Noodlescape



2018
Landscape Installation Art
Pop-Up Gardens Competition
Cathedral Square, Christchurch, New Zealand

Organiser: Christchurch City Council
Team: Patarita Tassanarapan, Nithirath Chaemchuen, Nicha Chongkriangkrai, Thanatcha Tangsuksawangporn



Community engagement has become a more crucial concept to include in developments, particularly when designing long-term urban public spaces. Additionally, public art and interactive installations are popularly used as an instrument for this and public improvement. Our team incorporated these interrelated these concepts with Christ Church’s major vision of creative community development when designing Noodlescape.

Our proposed project focuses on integrating urban planning with a community-based public art approach to revitalize a communal space in Christ Church city. Accordingly, this garden will create a vibrant ingenious and interactive space that engages the city, neighborhood, and anyone that passes by. This pop-up garden will not only function as a traditional garden, but will also contribute to both community life and the service and vitality of public spaces through public art. Ultimately, since the site is located on Cathedral Square, a historic site surrounded by numerous heritage items, it is also important to attract people to come and appreciate to this invaluable place.

The synchronization between the city’s vigor and people’s movements will be exposed in the garden. Colorful pool noodles, the main material used in the garden, generate the community’s vivaciousness and persuade them to explore. More than 600 noodles about 2-meters in height are used to create the effect of vision through a clump of grass—moiré effect—that rouses curiosity. Their flexibility reacts to the forces of the city including summer breeze, sunlight, and people’s touch; and, its characteristic of softness and safeness allows people of all ages to interact.
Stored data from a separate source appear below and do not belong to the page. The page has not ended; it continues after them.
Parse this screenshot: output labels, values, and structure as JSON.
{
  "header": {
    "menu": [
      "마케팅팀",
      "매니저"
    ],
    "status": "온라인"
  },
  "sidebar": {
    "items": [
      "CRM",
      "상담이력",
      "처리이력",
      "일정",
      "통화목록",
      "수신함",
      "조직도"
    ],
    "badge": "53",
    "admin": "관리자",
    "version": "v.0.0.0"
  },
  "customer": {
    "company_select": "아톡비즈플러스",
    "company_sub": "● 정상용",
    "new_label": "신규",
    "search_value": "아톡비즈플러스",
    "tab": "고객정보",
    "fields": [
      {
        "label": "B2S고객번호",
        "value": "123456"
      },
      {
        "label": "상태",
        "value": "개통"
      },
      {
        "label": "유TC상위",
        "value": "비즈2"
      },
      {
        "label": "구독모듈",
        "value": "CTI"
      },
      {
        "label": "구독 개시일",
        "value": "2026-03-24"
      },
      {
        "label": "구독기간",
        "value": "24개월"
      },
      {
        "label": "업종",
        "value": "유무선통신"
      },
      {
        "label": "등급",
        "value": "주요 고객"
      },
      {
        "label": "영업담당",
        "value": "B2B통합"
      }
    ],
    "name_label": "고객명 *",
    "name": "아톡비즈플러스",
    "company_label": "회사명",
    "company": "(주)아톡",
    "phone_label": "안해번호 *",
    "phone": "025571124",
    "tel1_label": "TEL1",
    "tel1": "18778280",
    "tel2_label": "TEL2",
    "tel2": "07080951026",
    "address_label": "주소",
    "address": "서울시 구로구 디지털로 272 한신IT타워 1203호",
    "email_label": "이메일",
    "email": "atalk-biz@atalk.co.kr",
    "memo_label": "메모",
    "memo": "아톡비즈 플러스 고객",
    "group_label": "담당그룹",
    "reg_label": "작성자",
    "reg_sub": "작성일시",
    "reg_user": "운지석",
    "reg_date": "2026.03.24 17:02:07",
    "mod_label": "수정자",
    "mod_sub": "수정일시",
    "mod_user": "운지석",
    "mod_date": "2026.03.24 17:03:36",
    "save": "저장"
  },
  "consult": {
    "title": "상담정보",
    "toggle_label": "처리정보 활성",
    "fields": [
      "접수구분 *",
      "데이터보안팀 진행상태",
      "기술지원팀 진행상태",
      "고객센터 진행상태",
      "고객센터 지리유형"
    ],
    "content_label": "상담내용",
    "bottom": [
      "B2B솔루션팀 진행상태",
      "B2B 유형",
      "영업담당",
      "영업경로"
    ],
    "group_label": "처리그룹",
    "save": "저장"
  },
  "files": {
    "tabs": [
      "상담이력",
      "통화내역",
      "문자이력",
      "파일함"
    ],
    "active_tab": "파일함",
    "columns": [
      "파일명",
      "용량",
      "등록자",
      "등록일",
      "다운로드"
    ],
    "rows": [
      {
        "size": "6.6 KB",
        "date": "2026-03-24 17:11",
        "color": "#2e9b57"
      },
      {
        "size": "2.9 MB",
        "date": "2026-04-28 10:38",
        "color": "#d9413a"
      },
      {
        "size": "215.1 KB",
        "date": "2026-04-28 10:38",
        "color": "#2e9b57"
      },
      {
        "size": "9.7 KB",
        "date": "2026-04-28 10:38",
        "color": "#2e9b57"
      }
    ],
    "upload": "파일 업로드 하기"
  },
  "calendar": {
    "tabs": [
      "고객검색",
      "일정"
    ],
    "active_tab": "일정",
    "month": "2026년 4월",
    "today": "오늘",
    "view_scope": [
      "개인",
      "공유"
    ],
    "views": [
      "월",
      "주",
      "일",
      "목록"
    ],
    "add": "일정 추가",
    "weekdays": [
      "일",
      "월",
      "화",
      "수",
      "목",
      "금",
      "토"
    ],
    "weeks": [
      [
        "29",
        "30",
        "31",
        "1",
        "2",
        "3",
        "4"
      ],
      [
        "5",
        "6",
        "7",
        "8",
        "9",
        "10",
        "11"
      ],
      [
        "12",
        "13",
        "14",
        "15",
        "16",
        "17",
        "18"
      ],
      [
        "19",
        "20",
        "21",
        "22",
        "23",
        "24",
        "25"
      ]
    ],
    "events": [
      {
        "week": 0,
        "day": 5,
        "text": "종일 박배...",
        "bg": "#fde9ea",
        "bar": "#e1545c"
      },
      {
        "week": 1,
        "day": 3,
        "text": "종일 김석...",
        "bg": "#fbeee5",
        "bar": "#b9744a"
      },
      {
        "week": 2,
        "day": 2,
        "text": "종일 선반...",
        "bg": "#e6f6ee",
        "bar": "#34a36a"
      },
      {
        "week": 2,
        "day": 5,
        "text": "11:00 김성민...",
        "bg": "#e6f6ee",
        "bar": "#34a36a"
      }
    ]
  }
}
At the center of the noodles is Oasis, an area filled with native plants and a playful inflatable seat. The native plants used in this garden, for example, Metrosideros excels (Pohutukawa), will contribute a sense of nature to nourish and enliven the city. The seat’s shape is designed to embody the negative space inside the Oasis; and, it is a shared-seat permitting many people to sit. Thus, they can talk, share, experience, and even more intimately interact with each other. This surprising central space will activate the joyfulness of those that explore!

To set up this garden, two main elements require installation: the noodles and the oasis. First, the noodles can be simply installed using metal stands (see in the figure) which might make each of them a self-contained unit that can be connected to others. Each noodle is gradually varied in height and pattern to create an exciting space. Second, the oasis or core area will be defined by the pump-up seat. Also, the planting pots will be set up in the central space between noodle gaps. The only maintenance required would be watering plants during the event. All structures are temporary so that the site can be returned to its original condition.

We believe that with our background as landscape architects and our multidisciplinary approach, this competition is an opportunity for our team to explore an ingenious way to improve their environment and sense of pride for with the Christ Church community.


“Colourful pool noodles amongst a green oasis will add vibrancy and vividness to Cathedral Square.
Noodlescape is a contemporary garden that invites playfulness whilst creating a sense of pride in the future of Christchurch City.”